• Summary of Benedikt’s theory on Deconstructivist architecture (excerpt from Deconstructing the Kimbell, An Essay on Meaning and Architecture, Michael Benedikt, pp 1-8)
Benedikt states that Deconstructivist theory is ever present in architecture and will continue to be present. The ideas of Derrida and the name “deconstruction” may disappear but some of the philosophy and ideas will continue to be be used by architects now and into the future.
Benedikt believes that Derrida’s ideas are significant to Deconstructive Architecture and vice versa. He describes Derrida’s mission as exposing literary and metaphysical works and how they work. “The creation of presences” as he describes reveals the substance and truth of a text. He relates this to architecture saying the truths will be learned and revealed through construction. In architecture, Deconstruction helps reveal strategies for design and critical thought in architecture.
Benedict points out that Derrida did not study deconstructivist literature, he studied classical pieces and from there he formed his critiques and theories. This should be the same with architecture, we should not study what existing deconstructivists like Zaha Hadid, or Eisenmen analyzed but should take existing classical works or vernacular architecture and derive our own theories from it.
Benedikt poses the question that if Deconstructivist buildings are themselves the actual critiques of other buildings – that they were text before they were buildings – why should we build if it compromises our rhetorical freedom? The entire history, meaning, method, process, grid, geometrical relationships that went into the design of a project is no longer evident in the built work of a non Deconstructivist project. This entire process is also no longer evident in the built work of a Deconstructivist project so therefore, the critical power lays in the first speaking and drawing of the ideas, the “textuality”. Benedikt describes this as the relationship between the text and the built work.
When reading Derrida’s work, Benedikt points out that his language has a rich spatial quality, naturally relating to architecture and the way the mind processes and analyzes a space.
• Compare Wigley’s and Benedikt’s approach/understanding of Deconstructivist architecture.
Wigley clearly states that he believes Deconstructivist architecture has no relation or should not be related to the philosophy of Derrida. He searches for a sort of experiential quality and evoking some type of reaction. Deconstruction is violent, clashing, angry, unsettling but the result is revealing, pure and stable. Benedikt strongly believes the philosophy of Derrida and Deconstructivist architecture go hand in hand. He sees it more as a learning tool or process, through his idea of the “creation of presences” in helping us understand better design strategies in architecture or to critique it. Both authors agree that it starts with an existing particular archetypical construction or expectation which is then analyzed and critiqued to reveal its form.
What is the relationship of deconstructivist architecture to your work? What is the relationship of deconstructivist architecture to sustainable design?

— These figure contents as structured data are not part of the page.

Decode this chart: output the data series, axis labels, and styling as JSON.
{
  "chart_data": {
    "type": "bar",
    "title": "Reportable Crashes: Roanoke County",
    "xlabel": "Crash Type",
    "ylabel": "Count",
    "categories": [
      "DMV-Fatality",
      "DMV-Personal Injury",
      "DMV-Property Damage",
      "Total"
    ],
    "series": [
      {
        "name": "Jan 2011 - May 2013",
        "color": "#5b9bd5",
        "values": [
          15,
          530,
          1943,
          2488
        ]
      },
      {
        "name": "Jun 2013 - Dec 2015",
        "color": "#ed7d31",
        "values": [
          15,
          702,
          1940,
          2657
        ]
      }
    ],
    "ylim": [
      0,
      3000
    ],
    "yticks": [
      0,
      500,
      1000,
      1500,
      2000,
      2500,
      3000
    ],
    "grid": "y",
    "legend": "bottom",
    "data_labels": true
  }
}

In a way I agree with Benedikt that deconstruction in architecture will continue to exist, as it has existed in the past as he explains through Louis Kahn’s work. That whole process of taking an existing way of construction, an idea, a preconceived notion and analyzing it to improve upon what it was before will always be a part of architecture. There is no more -isms in architecture today, that is agreed upon, so there are no more rules or styles to follow. What we can do is take what we already know and learned and improve upon it, and deconstruction is a way to allow us to do that. I am still learning about deconstructivist architecture and just starting to get a grasp on the ideas. Honestly, I am not quite sure how to relate the two other than the literal deconstruction of a building for the materials to be reused(that’s all that google can tell me) I am eager to see and learn how the relationship of deconstructive theory relates to sustainable design theory.